Нугманов смотрит сквозь сигаретный дым на проезжающие мимо машины. «Так ли я живу, то ли я делаю?»
После окончания Архитектурного института в 1977 году он несколько лет проработал по специальности. Сначала в одной конторе, потом в другой… И здесь на него возлагают большие надежды, ему светит повышение…
Рашид голосует на дороге, пытаясь поймать такси и еще не знает, что уже начал кардинально менять свою жизнь. Что через восемь месяцев мечта стать режиссером воплотится в реальность, и он поступит во ВГИК. А пока он останавливает такси, садится в машину. Говорит таксисту:
– Вы можете проехать по Кирова мимо ТЮЗа?
– Прокатить по Броду? Нет проблем, командир, – отвечает таксист, разворачивает машину и едет в сторону Брода. Так народ называет улицу Кирова. На фасадах домов мелькают гигантские лозунги «Слава КПСС!» и портреты членов Политбюро.
Такси останавливается у дома. Рашид расплачивается с шофером.
Рашид открывает дверь, входит в подъезд. Далее – лифт: первый этаж, второй, третий… На уровне четвертого этажа он останавливается. Рашид покидает лифт и входит в квартиру, которая начинается с длинного коридора. Далее идет гостиная, старинную обстановку которой – шкаф с большим зеркалом, камин, письменный стол (примерно того же возраста, что и шкаф) и комод – дополняют вполне современные предметы: бобинный магнитофон, электронные часы, два телевизора, стоящие на комоде рядом друг с другом. Нугманов включает оба: на одном появляется заставка программы «Время», которая сменятся лицом диктора: «Здравствуйте, товарищи!»; на другом – трансляция хоккейного матча. Рашид не смотрит, идет на кухню, открывает холодильник, достает початую бутылку кефира. Пьет из нее. Берет с корпуса холодильника миниатюрный переносной телевизор и ставит на большой, на тот, который продолжает показывать хоккей.

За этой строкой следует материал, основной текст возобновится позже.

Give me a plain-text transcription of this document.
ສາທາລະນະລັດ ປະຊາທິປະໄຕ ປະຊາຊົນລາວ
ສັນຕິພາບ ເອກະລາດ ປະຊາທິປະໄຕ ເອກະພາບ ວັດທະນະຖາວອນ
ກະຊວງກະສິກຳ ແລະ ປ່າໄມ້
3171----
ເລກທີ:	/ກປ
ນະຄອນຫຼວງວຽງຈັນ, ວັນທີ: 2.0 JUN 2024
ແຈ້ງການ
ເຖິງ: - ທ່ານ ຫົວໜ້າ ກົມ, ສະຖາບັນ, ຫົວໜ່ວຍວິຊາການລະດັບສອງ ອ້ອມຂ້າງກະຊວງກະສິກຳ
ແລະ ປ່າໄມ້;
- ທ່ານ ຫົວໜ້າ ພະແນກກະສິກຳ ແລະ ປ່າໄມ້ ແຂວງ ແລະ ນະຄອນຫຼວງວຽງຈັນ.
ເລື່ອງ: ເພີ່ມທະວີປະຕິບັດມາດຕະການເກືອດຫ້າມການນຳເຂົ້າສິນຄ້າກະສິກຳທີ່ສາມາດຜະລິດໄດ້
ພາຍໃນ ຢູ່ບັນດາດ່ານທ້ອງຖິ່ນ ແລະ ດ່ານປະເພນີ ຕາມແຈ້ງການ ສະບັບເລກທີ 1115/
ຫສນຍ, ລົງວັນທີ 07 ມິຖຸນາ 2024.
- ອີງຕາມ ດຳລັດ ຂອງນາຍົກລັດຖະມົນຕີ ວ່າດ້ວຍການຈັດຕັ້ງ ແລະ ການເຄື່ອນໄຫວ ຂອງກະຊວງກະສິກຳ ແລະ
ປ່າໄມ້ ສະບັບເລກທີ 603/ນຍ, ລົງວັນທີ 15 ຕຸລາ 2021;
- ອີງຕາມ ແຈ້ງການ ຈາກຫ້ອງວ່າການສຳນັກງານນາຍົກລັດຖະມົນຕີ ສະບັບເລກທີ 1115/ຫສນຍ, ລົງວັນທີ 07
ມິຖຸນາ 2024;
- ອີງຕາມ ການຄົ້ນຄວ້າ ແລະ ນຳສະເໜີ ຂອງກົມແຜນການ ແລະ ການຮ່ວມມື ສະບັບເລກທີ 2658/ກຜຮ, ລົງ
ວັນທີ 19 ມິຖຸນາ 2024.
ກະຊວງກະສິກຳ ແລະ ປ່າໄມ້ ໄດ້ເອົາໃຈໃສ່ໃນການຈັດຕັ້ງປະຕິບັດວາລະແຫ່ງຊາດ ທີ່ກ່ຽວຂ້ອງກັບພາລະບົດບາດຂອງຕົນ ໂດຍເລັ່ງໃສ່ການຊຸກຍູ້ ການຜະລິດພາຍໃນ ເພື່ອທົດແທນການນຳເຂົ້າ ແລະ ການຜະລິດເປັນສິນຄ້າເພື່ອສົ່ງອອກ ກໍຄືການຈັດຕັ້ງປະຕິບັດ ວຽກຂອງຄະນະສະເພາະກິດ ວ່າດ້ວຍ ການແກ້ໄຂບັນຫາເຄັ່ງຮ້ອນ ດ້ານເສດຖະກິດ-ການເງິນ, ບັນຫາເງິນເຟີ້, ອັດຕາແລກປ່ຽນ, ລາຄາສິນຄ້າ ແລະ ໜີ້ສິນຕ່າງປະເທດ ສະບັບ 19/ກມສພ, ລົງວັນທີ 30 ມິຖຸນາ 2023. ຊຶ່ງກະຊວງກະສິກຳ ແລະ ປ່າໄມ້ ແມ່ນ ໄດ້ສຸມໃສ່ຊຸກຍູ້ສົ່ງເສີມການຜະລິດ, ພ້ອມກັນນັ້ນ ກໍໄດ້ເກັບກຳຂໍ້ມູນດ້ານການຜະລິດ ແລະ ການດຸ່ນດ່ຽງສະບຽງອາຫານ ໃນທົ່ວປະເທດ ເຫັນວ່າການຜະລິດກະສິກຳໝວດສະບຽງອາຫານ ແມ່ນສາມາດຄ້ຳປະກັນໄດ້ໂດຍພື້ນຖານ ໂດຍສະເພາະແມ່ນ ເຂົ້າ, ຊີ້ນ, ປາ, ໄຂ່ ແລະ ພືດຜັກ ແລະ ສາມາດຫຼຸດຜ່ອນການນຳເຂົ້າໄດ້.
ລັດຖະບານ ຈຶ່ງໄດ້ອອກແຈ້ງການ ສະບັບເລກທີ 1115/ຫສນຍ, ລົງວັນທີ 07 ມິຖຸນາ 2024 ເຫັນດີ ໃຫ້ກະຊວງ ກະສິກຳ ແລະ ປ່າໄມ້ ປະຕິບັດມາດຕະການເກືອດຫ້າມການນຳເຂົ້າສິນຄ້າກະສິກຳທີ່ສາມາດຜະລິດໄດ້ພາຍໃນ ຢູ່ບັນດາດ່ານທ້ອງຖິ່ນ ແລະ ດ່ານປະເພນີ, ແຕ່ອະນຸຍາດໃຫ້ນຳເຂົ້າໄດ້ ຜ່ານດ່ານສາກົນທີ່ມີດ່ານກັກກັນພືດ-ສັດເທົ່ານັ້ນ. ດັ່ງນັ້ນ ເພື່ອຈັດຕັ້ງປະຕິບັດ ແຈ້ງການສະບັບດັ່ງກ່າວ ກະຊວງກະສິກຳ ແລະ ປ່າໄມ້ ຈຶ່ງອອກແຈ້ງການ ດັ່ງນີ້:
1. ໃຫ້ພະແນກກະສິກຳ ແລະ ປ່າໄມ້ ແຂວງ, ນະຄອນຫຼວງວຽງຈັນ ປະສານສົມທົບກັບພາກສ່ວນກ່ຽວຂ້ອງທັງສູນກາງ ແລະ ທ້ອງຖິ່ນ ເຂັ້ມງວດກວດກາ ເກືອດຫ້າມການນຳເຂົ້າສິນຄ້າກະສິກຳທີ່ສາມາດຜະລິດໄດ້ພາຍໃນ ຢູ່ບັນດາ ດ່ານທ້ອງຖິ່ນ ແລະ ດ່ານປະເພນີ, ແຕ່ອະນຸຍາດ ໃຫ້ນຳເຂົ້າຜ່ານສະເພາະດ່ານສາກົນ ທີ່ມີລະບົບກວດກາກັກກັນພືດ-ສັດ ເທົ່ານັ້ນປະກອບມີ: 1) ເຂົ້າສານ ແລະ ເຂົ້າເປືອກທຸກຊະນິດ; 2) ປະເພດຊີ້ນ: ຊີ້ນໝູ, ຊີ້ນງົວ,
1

На другом – диктора сменил видеоряд: бегущий по платформе метро человек, крупный план рук, шкурящих поверхность лепнины на потолке…
Рашид включает маленький телевизор в сеть. На экране появляется рябь. На экране большого телевизора внезапно обрывается трансляция хоккея, появляется картинка с симфоническим оркестром. Звучит вступление к «Патетической симфонии» Чайковского.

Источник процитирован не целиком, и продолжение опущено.